Now, in a software and hardware co-design, the idea is to move things from the software to the network and when you move things from the software to the network you can actually make the next big thing. Back a few years, the big thing was moving from a single core to more multi-core. Why? Because the most you can get out of a CPU recurrent increase the– you could increase the frequency a little bit but it’s not making the big deal, the big deal was moving to multi-core because now you can enable many more processes to run. You look at that from an application perspective.

The same happens here, so network devices today run in nanoseconds. The Mellanox switch runs in ninety-nanoseconds, faster than anything else that exists out there. My adapter card runs in less than 150 nanoseconds, so we’ll talk about nanoseconds here and making the packaging or not packaging, you’re going to cut what, two or three nanoseconds, there is not much you can cut with moving to the package between the integration or packaging. So packaging integration is not the target, the target is, how do you go to the next level? The next level is what we did today with the large ecosystem of partners, is looking in to the data center and application-wise, and looking in to complete communication scenarios and taking those complete communication scenarios that trans tens of microseconds on the CPU today, and integration of packaging will not help you getting that faster anymore.

We’re moving those and map them on all the network devices and once you move and map that to all the network devices in an off-load way, you can take operations to do the trans-intensive microseconds and run them in a single microsecond data, one or two microseconds.

insideHPC: So, in these terms then when we’re thinking about the whole system – the whole cluster – flexibility and topology seem to me to really matter because my application’s not going to be the same as Brians’ over there. His topology might not work for me. I wanted to ask you about flexibility in this offload approach?

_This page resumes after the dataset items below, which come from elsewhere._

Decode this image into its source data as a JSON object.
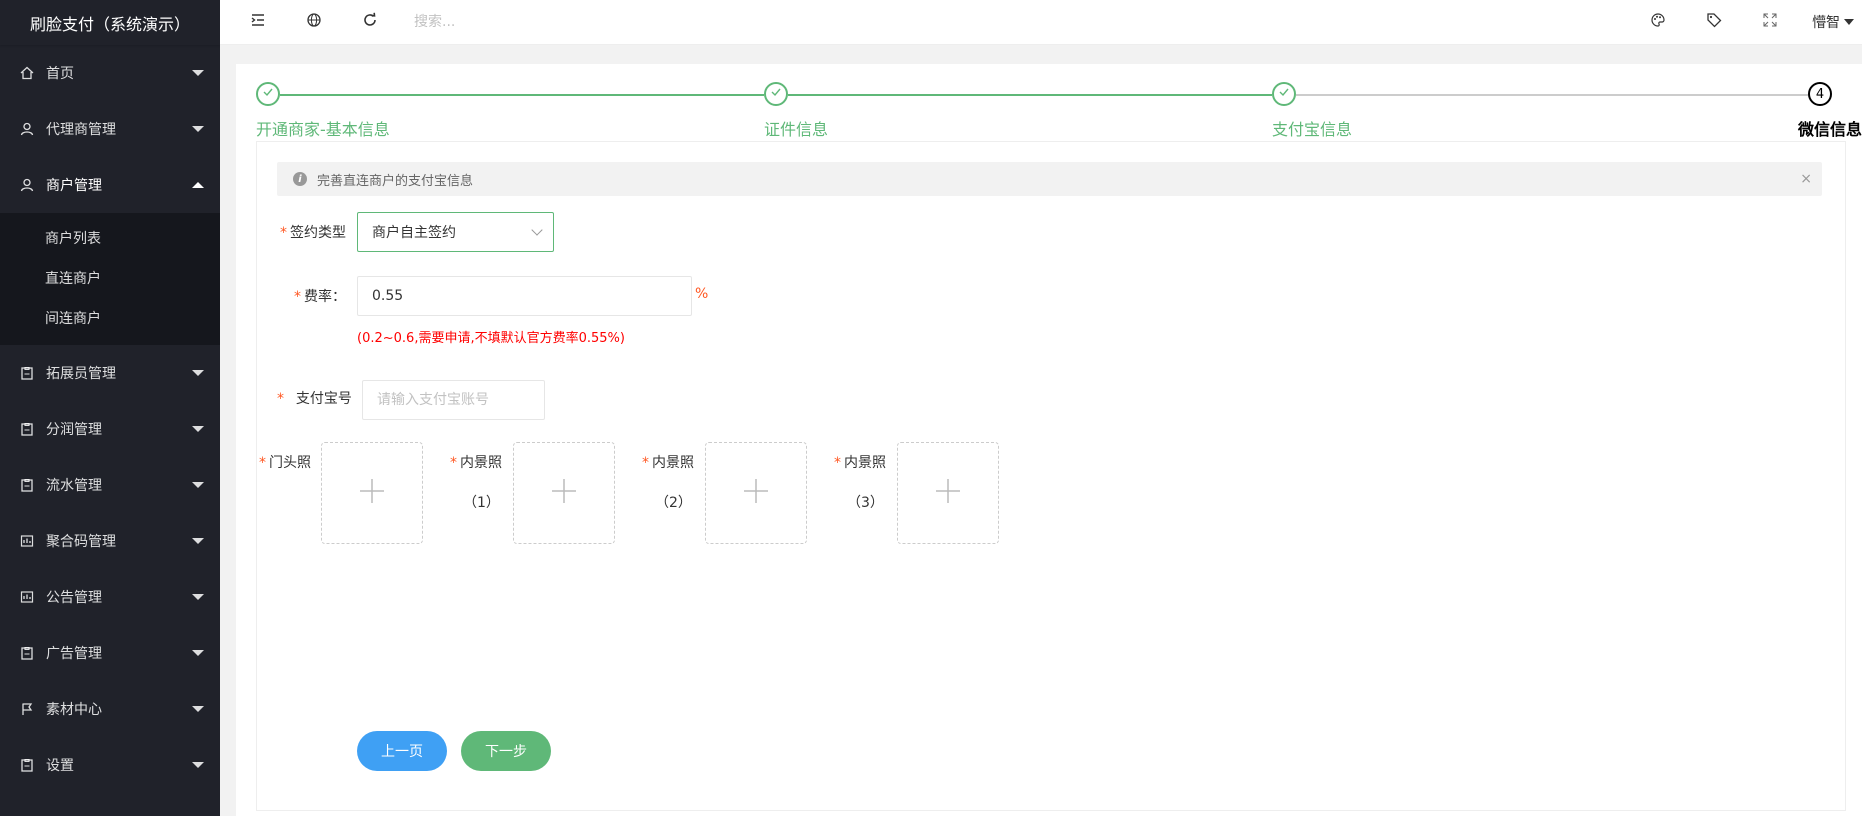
{
  "app": {
    "title": "刷脸支付（系统演示）"
  },
  "sidebar": {
    "items": [
      {
        "label": "首页",
        "icon": "home-icon"
      },
      {
        "label": "代理商管理",
        "icon": "user-icon"
      },
      {
        "label": "商户管理",
        "icon": "user-icon",
        "expanded": true,
        "children": [
          {
            "label": "商户列表"
          },
          {
            "label": "直连商户"
          },
          {
            "label": "间连商户"
          }
        ]
      },
      {
        "label": "拓展员管理",
        "icon": "clipboard-icon"
      },
      {
        "label": "分润管理",
        "icon": "clipboard-icon"
      },
      {
        "label": "流水管理",
        "icon": "clipboard-icon"
      },
      {
        "label": "聚合码管理",
        "icon": "chart-icon"
      },
      {
        "label": "公告管理",
        "icon": "chart-icon"
      },
      {
        "label": "广告管理",
        "icon": "clipboard-icon"
      },
      {
        "label": "素材中心",
        "icon": "flag-icon"
      },
      {
        "label": "设置",
        "icon": "clipboard-icon"
      }
    ]
  },
  "header": {
    "search_placeholder": "搜索...",
    "user_name": "懵智"
  },
  "steps": [
    {
      "label": "开通商家-基本信息",
      "status": "done"
    },
    {
      "label": "证件信息",
      "status": "done"
    },
    {
      "label": "支付宝信息",
      "status": "done"
    },
    {
      "label": "微信信息",
      "status": "current",
      "number": "4"
    }
  ],
  "colors": {
    "accent": "#5fb878",
    "required": "#ff5722",
    "hint": "#ff0000",
    "prev_button": "#3fa0f4"
  },
  "form": {
    "alert_text": "完善直连商户的支付宝信息",
    "alert_close": "×",
    "required_mark": "*",
    "sign_type": {
      "label": "签约类型",
      "value": "商户自主签约"
    },
    "rate": {
      "label": "费率：",
      "value": "0.55",
      "unit": "%",
      "hint": "(0.2~0.6,需要申请,不填默认官方费率0.55%)"
    },
    "alipay_account": {
      "label": "支付宝号",
      "placeholder": "请输入支付宝账号"
    },
    "photos": [
      {
        "label": "门头照",
        "number": ""
      },
      {
        "label": "内景照",
        "number": "（1）"
      },
      {
        "label": "内景照",
        "number": "（2）"
      },
      {
        "label": "内景照",
        "number": "（3）"
      }
    ],
    "prev_button": "上一页",
    "next_button": "下一步"
  }
}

Gilad Shaner: Right, that’s a good question. So flexibility is important, so standards, flexibility, open-source, enable people to innovate, so that’s where it’s important. Infiniband was designed by a large ecosystem to be the most flexible network out there. Infiniband was the first SDN network. If we look at it and InfiniBand switches for example, support different topologies by implementing routing tables. So those are tables that map incoming data to where it needs to go out, and since those are open-tables that are exposed, you can support any topology that you want with Infiniband switches. If it’s Fat Tree, or islands of Fat Trees or Toruses, or Dragonflies, or meshes or anything that is going to come in the future, you can support that. And it’s not only that, it’s also exposed to the user so you can go and change the routing yourself and optimize that to your application. This is where innovation comes, this is where performance comes.

With the proprietary protocols people try to invent comes a lack of flexibility. So we see the new proprietary protocols coming out, there’s protocols that cannot map to routing their switches and they are forcing users to go and use a specific topology because of lack of flexibility. Because they cannot support something else, and because of multiple reasons of issues that they need to deal with, that’s something that we don’t believe that will take us to the future or will enable the next level of application.

So Mellanox will continue to invest in what we do, open, supporting those multiple protocols, having those routing tables, exposing that interface to the user, and enable the user not to just think about how to optimize applications but also how to build the next exascale systems which might be a different topology or maybe support other things. And that’s enabling not just ability to optimize now, but also to innovate in the future.